Intervista alla modiglianese Alberta Tedioli per approfondire il dialetto romagnolo: sulle tracce di una lingua in lento declino, memoria di grande ricchezza culturale

Alberta, avevi iniziato tante attività col dialetto al centro. Ora a che punto siamo? Si ricomincia?

Guarda Roberta, proprio in questi giorni ho avuto contatto con le maestre. Abbiamo concordato alcuni programmi insieme sul dialetto. Il Covid ci aveva fermato nel pieno delle nostre attività, avevamo in lavorazione un docufilm in dialetto, seguito del primo Quand che i bordell i nasceva za grend (quando i bambini nascevano già grandi), nel quale una classe aveva già imparato tutto il copione in dialetto, ma poi il Covid ci ha tragicamente fermato per due anni.

Pensate di riproporlo?

I bimbi che avevano imparato la parte ora sono cresciuti e sono alle medie e sarebbe difficile riorganizzarli, contiamo di fare qualcosa con quelli che attualmente fanno le elementari.

Poi avete altri progetti?

Certamente. Ora iniziamo un approccio alla lingua del territorio con tutte le classi, tranne le prime.

Cosa intendi per approccio?

Non è nostro obiettivo far imparare il nostro dialetto in modo totale, sarebbe impossibile per i tempi e difficilissimo perché il dialetto lo si impara parlandolo quotidianamente. Difficile scriverlo e difficile leggerlo. Era la lingua principale qualche decennio fa e l’italiano per molti si imparava dopo, ma in pratica si apprendevano le due lingue insieme. Un dialettofono non si ricorda quando ha imparato l’italiano, sa solo che li parla entrambi. Noi vogliamo che il bambino inizi a socializzare con questa lingua e ne apprezzi i suoni, gli accenti e i vocaboli. Il bambino deve imparare ad amare questa lingua e deve pensare che sia anche un po’ la sua lingua, deve riconoscerla quando la sente parlata da anziani.

I bambini accettano di buon grado questa che per loro è una novità?

Sono sempre entusiasti, per loro è un gioco, un’ora di ricreazione. Fra l’altro, si inseriscono racconti semplici della quotidianità dei mestieri di un tempo, dei modi di dire e di parlare. Dal momento che non sono richiesti risultati, ma solo partecipazione, per i bambini è un piacere, stanno tutti attentissimi.

Nelle classi ci sono tanti bimbi stranieri. Loro come affrontano questo progetto?

Premesso che il nostro dialetto non lo conoscono né gli uni né gli altri, partono tutti ad armi pari. Comunque gli stranieri si divertono, ci provano e sono interessati quanto gli altri. Pensa che quando mi incontrano per la strada mi chiamano “la maestra del dialetto!”.

C’è qualche genitore che pensa che il dialetto confligga con l’italiano e non è contento di questi progetti?

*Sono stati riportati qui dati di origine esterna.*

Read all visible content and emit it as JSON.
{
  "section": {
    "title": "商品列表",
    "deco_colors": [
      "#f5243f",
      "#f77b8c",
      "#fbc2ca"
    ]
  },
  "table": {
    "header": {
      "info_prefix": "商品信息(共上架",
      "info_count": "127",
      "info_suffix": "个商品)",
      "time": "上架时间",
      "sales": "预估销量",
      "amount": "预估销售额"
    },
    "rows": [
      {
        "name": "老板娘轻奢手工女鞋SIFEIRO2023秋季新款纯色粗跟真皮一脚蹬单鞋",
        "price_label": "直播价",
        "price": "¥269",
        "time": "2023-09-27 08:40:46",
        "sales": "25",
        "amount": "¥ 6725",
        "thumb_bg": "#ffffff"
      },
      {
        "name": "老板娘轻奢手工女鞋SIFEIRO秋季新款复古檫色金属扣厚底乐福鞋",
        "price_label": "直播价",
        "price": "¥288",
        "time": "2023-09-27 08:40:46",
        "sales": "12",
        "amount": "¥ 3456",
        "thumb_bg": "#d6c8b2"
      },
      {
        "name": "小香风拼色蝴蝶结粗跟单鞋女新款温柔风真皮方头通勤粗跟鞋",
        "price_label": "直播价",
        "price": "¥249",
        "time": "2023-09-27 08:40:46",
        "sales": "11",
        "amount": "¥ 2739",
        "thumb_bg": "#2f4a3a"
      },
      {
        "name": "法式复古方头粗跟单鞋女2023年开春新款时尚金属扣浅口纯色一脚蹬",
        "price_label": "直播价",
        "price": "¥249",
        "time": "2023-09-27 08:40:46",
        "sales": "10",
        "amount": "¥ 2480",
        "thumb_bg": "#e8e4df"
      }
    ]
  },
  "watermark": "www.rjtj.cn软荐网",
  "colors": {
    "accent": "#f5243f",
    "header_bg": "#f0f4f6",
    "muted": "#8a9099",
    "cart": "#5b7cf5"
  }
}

Un tempo il dialetto sovrastava l’italiano che veniva improvvisato traducendo il dialetto, ne venivano fuori strafalcioni d’ogni sorta, ma oggi questo non esiste più e il dialetto oggi è una memoria da salvare per la cultura che racchiude. Qualcuno dice che è meglio imparare l’inglese, ma questo non c’entra proprio nulla. Uno può e deve imparare l’inglese, ma può anche avvicinarsi alla lingua dei nonni solo a titolo di curiosità.
Uno non esclude l’altro.

Pensi che il dialetto abbia ancora pochi anni di vita?

Non so cosa si intenda per pochi, comunque sarà sempre in calo perché piano piano si estinguerà insieme alle persone che lo parlano.

Che cosa possiamo fare oltre a proporlo ai più piccoli?

È una mia grande passione tradurre in italiano parole dialettali e inserirle nel contesto della lingua italiana parlata. Piano piano queste parole che hanno una forte valenza semantica, potrebbero inserirsi prepotentemente nel dizionario di italiano. In fondo la lingua italiana ultimamente produce pochissime parole nuove. Invece di tempestarla di inglesismi, infiliamoci le nostre vecchie parole.

Un esempio?

Tipo: ha una gran gazzuria, prendi una gugliata di filo, non gniccare… e così via.